Solutions: require more papers. 8/12 was probably too generous, and it is clear that when students do not have to write, they don’t always do the readings very closely (often due to other legitimate commitments, such as work).
They did the reading, but couldn’t remember it. Students may not take good notes when they read, and therefore can struggle with details. They may also need training in how to identify key points so that they don’t miss the forest for the trees.
Solutions: teach students how to take notes on the reading. Its an important skill, and we should not assume they already have it.
Continue to require the annotated bibliographies of the weekly readings so they build this skill over the course of the term.
They did the readings, but were confused. The readings I am assigning are a mix, but many of them are scholarly in nature. Not all students in the class are majoring in the social sciences, and therefore may struggle with key terms. It was also a lot of reading–about 100 pages–and some of the chapters could have been split in two because they covered two widely different topics.
Solutions: Review the syllabus to make sure that the mix of readings is appropriate in terms of amount and difficult.
Take note of key terms and review them in class so that non-majors don’t feel lost.

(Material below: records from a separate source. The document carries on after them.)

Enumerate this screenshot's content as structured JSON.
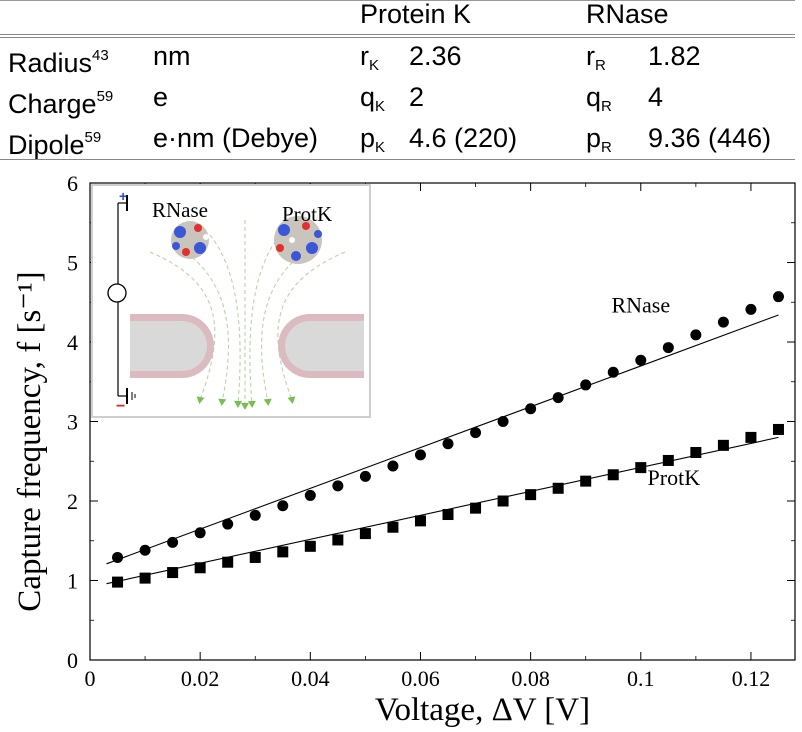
{
  "table": {
    "headers": {
      "col_k": "Protein K",
      "col_r": "RNase"
    },
    "rows": [
      {
        "label": "Radius",
        "ref": "43",
        "unit": "nm",
        "k_sym": "r",
        "k_sub": "K",
        "k_val": "2.36",
        "r_sym": "r",
        "r_sub": "R",
        "r_val": "1.82"
      },
      {
        "label": "Charge",
        "ref": "59",
        "unit": "e",
        "k_sym": "q",
        "k_sub": "K",
        "k_val": "2",
        "r_sym": "q",
        "r_sub": "R",
        "r_val": "4"
      },
      {
        "label": "Dipole",
        "ref": "59",
        "unit": "e·nm (Debye)",
        "k_sym": "p",
        "k_sub": "K",
        "k_val": "4.6 (220)",
        "r_sym": "p",
        "r_sub": "R",
        "r_val": "9.36 (446)"
      }
    ]
  },
  "inset": {
    "label_rnase": "RNase",
    "label_protk": "ProtK",
    "plus": "+",
    "minus": "−"
  },
  "chart_data": {
    "type": "scatter",
    "xlabel": "Voltage,  ΔV [V]",
    "ylabel": "Capture  frequency,  f [s⁻¹]",
    "xlim": [
      0,
      0.128
    ],
    "ylim": [
      0,
      6
    ],
    "xticks": [
      "0",
      "0.02",
      "0.04",
      "0.06",
      "0.08",
      "0.1",
      "0.12"
    ],
    "yticks": [
      "0",
      "1",
      "2",
      "3",
      "4",
      "5",
      "6"
    ],
    "grid": false,
    "series": [
      {
        "name": "RNase",
        "marker": "circle",
        "x": [
          0.005,
          0.01,
          0.015,
          0.02,
          0.025,
          0.03,
          0.035,
          0.04,
          0.045,
          0.05,
          0.055,
          0.06,
          0.065,
          0.07,
          0.075,
          0.08,
          0.085,
          0.09,
          0.095,
          0.1,
          0.105,
          0.11,
          0.115,
          0.12,
          0.125
        ],
        "y": [
          1.29,
          1.38,
          1.48,
          1.6,
          1.71,
          1.82,
          1.94,
          2.07,
          2.19,
          2.31,
          2.44,
          2.58,
          2.72,
          2.86,
          3.0,
          3.16,
          3.3,
          3.46,
          3.62,
          3.77,
          3.93,
          4.09,
          4.25,
          4.41,
          4.57
        ],
        "fit": {
          "x": [
            0.003,
            0.125
          ],
          "y": [
            1.21,
            4.34
          ]
        }
      },
      {
        "name": "ProtK",
        "marker": "square",
        "x": [
          0.005,
          0.01,
          0.015,
          0.02,
          0.025,
          0.03,
          0.035,
          0.04,
          0.045,
          0.05,
          0.055,
          0.06,
          0.065,
          0.07,
          0.075,
          0.08,
          0.085,
          0.09,
          0.095,
          0.1,
          0.105,
          0.11,
          0.115,
          0.12,
          0.125
        ],
        "y": [
          0.98,
          1.03,
          1.1,
          1.16,
          1.23,
          1.29,
          1.36,
          1.43,
          1.51,
          1.59,
          1.67,
          1.75,
          1.83,
          1.91,
          2.0,
          2.08,
          2.16,
          2.25,
          2.33,
          2.42,
          2.51,
          2.61,
          2.7,
          2.8,
          2.9
        ],
        "fit": {
          "x": [
            0.003,
            0.125
          ],
          "y": [
            0.96,
            2.8
          ]
        }
      }
    ],
    "annotations": [
      {
        "text": "RNase",
        "series": 0
      },
      {
        "text": "ProtK",
        "series": 1
      }
    ]
  }
}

Continue to review the key point of each reading in class prior to discussion so that everyone is on the same page.
They may or may not have done the reading, but they did not make the connection between our discussions last week and the question of this week. While I had mentioned the key points of the readings last week in passing, I didn’t make a point of it–I did not write them on the board, or encourage students to take notes of what I had said. Often students don’t know how to recognize a key point that is made solely verbally.
Solution: anytime I mention a key point, make sure I put it on the whiteboard to signal to students that it is important.
They may have known the answer, but chose not to speak up. Even though I’ve encouraged my students to ‘fail’ in line with previous discussions on ALPS, many of them are afraid to say something wrong.
Solutions: whenever possible, use small groups to discuss the question first. This allows students to check their answers with a small group of peers first, and then share them with the rest of the class if encouraged.
Minute papers–where students take a minute to write down their thoughts–might also give them the time they need to choose the right wording for their responses.
Note who in their papers got the answer correct, and then cold call on those students to read their responses.
Using encouraging language and thanking students for offering their response may also encourage quieter students to share their ideas in the future.
Track and increase wait time. What feels like an eternity to us in the silence is often mere moments, which might not be enough time to process the question and generate a response. There are plenty of strategies out there to do this effectively.
My takeaway: the students failure to answer my basic question is as much my failing as theirs. We need to recognize the reasons WHY students can’t identify the key point of a reading, and exhaust all the structural and instructional tools and methods we have to get them to a point where they do the readings and are willing and able to talk about them. Our job is provide the tools and training they need to succeed, and we should always make sure that any issues on the part of our students aren’t caused by a failing on ours.